Rowan, sentado a su lado, le dirigió una mirada de soslayo. No dijo nada, pero la forma en que cubrió su mano con la suya - grande, cálida y firme - fue suficiente para que un leve temblor le recorriera el pecho.
- Ashcombe es tu hogar ahora, cariño. Te sorprendes cada vez que regresamos a casa. - dijo él al fin - Todo cuanto ves te pertenece, mi señora.
Isabella giró el rostro hacia él, incapaz de evitar el rubor que ascendía por su cuello. Mi señora. La forma en que lo decía, como si esas palabras tuvieran un peso antiguo, sagrado, despertaba en ella algo más que orgullo: esperanza.
Al bajar del carruaje, un grupo de criados perfectamente alineados aguardaba. La ama de llaves, el mayordomo, la doncella personal asignada.
Pero Rowan, elegante y sobrio, mantuvo su mano sobre la cintura de Isabella en todo momento. Su cercanía parecía un escudo. Cuando entraron al gran vestíbulo, decorado con retratos de antiguos condes y damas de rostro severo, Rowan se volvió hacia ella con una expresión amable, casi suave.
- La casa espera tu toque. - murmuró - Los salones son fríos sin el calor de una anfitriona.
Y así fue como comenzaron las expectativas.
Durante la primera semana, Isabella fue instruida sobre cada rincón de la casa, las tareas del personal, la disposición de las comidas, el protocolo de las visitas. Tenía que revisar menús, decidir flores, recibir a las damas vecinas. El ama de llaves la corregía con cortesía, pero con firmeza. La tía Evangeline le recordaba, con una sonrisa que no alcanzaba los ojos, que la condesa siempre da el tono social del hogar.
Y sin embargo… no se sentía sola.
Rowan la sorprendía cada noche con un gesto inesperado: un paseo por los invernaderos, un libro de poesía sobre la mesita, una mirada sostenida cuando nadie más miraba. Sus palabras eran medidas, pero su atención era constante. Cada gesto parecía decir: me importas.
Una tarde, al encontrarla en la biblioteca, Rowan la observó desde el umbral. Isabella estaba sentada junto al ventanal, hojeando un libro de arte, con un mechón de cabello suelto sobre la mejilla.
- No sabía que te gustaban los grabados renacentistas. - comentó él, acercándose.
La joven levantó la vista, sorprendida.
- Sí… los colores, la expresividad. Me hacen imaginar historias.
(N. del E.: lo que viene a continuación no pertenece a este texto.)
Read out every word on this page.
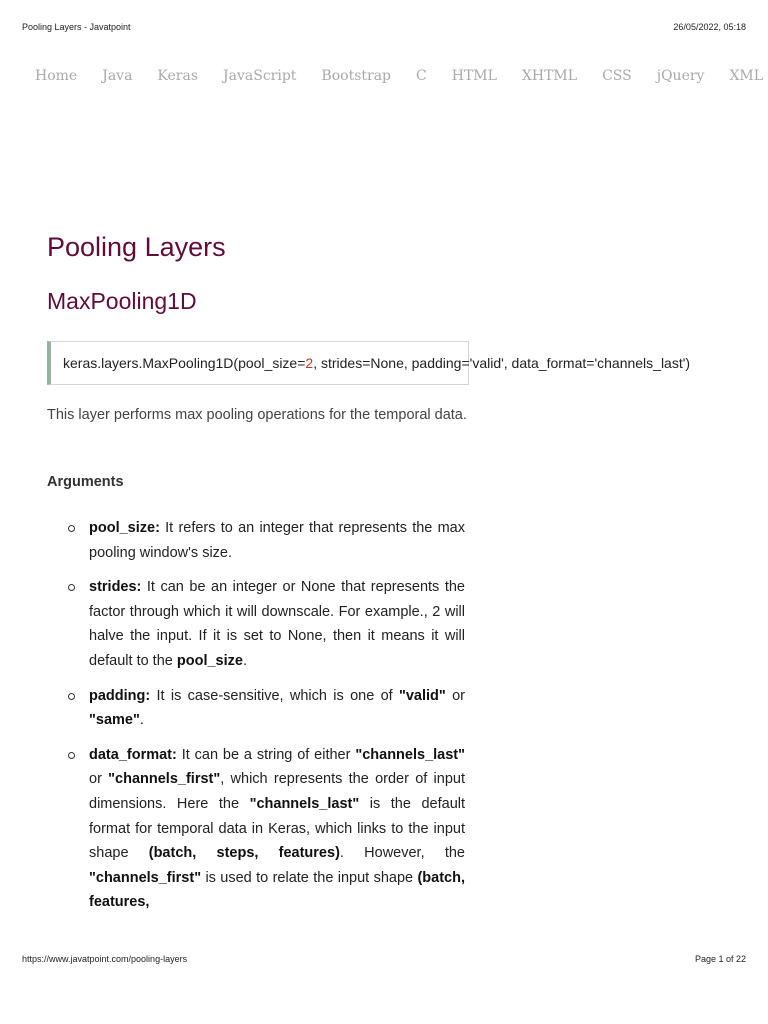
Pooling Layers - Javatpoint	26/05/2022, 05:18
Home Java Keras JavaScript Bootstrap C HTML XHTML CSS jQuery XML
Pooling Layers
MaxPooling1D
keras.layers.MaxPooling1D(pool_size=2, strides=None, padding='valid', data_format='channels_last')

This layer performs max pooling operations for the temporal data.

Arguments
pool_size: It refers to an integer that represents the max pooling window's size.
strides: It can be an integer or None that represents the factor through which it will downscale. For example., 2 will halve the input. If it is set to None, then it means it will default to the pool_size.
padding: It is case-sensitive, which is one of "valid" or "same".
data_format: It can be a string of either "channels_last" or "channels_first", which represents the order of input dimensions. Here the "channels_last" is the default format for temporal data in Keras, which links to the input shape (batch, steps, features). However, the "channels_first" is used to relate the input shape (batch, features,
https://www.javatpoint.com/pooling-layers	Page 1 of 22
Rowan sonrió, esa sonrisa rara que parecía quebrar levemente su fachada de conde calculador.
- Tal vez algún día tú y yo tengamos una historia que merezca ser pintada.
Isabella no supo qué responder. El corazón le latía con fuerza. Era fácil creer que él hablaba en serio, que debajo de su reserva había un hombre que la observaba, que la elegía.
Esa noche, mientras se despojaba de sus joyas frente al espejo, recordó sus sueños de infancia: casarse por amor, ser deseada, compartir secretos con su esposo…
¿Y si Rowan de verdad la miraba así? ¿Y si el amor podía nacer después?
La ilusión empezó a enraizarse.
Las expectativas se convirtieron en deseo.
Y el deseo, en una promesa silenciosa.
Porque cuando él le tomaba la mano en los eventos, cuando apartaba una silla para ella, cuando le susurraba una broma al oído provocando su risa tímida… Isabella empezaba a creer que el amor no era un cuento de niñas.
Era algo que podía florecer en medio de una galería de retratos antiguos, entre los candelabros encendidos, bajo las manos de un esposo que parecía empezar a verla de verdad.